- Born: 1974 (age 51–52) Japan
- Occupation: Stone artist

= Akie Nakata =

Japanese stone artist

Akie Nakata (born 1974) is a Japanese stone artist. She is known for her paintings of animals on rocks, which she has stated are guided by the shape of the rock. She has gone viral for her work.

==Biography==
She was born in 1974. She has stated that from a young age, she loved animals, art, and rocks. She attended university to study art education. She began working as a stone artist in 2011, after encountering a stone that she stated looked like a rabbit, taking it home, and painting it into a rabbit. She is a self-taught artist.

Her best-known work is her paintings of animals on stones utilizing acrylic gouache.

She has stated that she collects the stones she utilizes in her work from riverbanks in Saitama Prefecture, and claims to never alter the shape or surface of the rocks.
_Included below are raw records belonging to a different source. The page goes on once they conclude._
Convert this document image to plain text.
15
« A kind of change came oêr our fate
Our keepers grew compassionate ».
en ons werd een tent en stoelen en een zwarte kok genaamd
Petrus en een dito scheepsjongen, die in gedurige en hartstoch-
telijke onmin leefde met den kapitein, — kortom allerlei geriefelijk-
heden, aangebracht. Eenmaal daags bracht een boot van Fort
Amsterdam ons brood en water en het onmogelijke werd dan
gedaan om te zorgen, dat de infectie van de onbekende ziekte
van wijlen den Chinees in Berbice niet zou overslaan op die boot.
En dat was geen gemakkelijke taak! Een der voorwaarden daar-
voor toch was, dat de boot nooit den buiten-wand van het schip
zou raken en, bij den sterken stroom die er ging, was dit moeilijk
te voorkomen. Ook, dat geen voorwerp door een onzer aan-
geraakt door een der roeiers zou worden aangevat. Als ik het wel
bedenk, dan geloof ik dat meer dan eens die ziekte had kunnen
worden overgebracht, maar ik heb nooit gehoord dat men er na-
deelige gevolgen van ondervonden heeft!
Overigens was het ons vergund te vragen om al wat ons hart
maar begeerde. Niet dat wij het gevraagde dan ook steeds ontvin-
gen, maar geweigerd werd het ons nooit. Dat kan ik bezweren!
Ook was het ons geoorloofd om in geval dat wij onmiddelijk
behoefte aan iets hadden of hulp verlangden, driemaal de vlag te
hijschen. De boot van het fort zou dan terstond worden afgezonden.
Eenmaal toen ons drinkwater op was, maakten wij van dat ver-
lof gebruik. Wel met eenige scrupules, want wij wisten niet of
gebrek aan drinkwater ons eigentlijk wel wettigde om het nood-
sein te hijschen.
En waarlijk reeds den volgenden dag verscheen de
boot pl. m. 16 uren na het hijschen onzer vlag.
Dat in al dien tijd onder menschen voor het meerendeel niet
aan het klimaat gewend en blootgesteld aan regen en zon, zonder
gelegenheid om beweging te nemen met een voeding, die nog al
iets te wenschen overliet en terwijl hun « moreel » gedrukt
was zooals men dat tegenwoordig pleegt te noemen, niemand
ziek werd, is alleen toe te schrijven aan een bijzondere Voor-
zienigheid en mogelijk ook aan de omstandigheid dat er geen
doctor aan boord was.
She has said she paints "the animal that she feels is inside the stone". She has also stated that the correct stone finds her, and described her work as a "collaboration between two fragments on earth". She sometimes talks to the stones. She paints the body of the animal first, before ending with the eyes.

According to Forbes, her works frequently sell in less than ten minutes on Facebook, for between 300 and 1500 dollars. She also sells her work through the Seizan Gallery and a department store, both in Tokyo. She had a solo exhibition at Seizan Gallery in 2019.

She collects Zuni fetishes. All About Japan has speculated that this is an inspiration behind her work.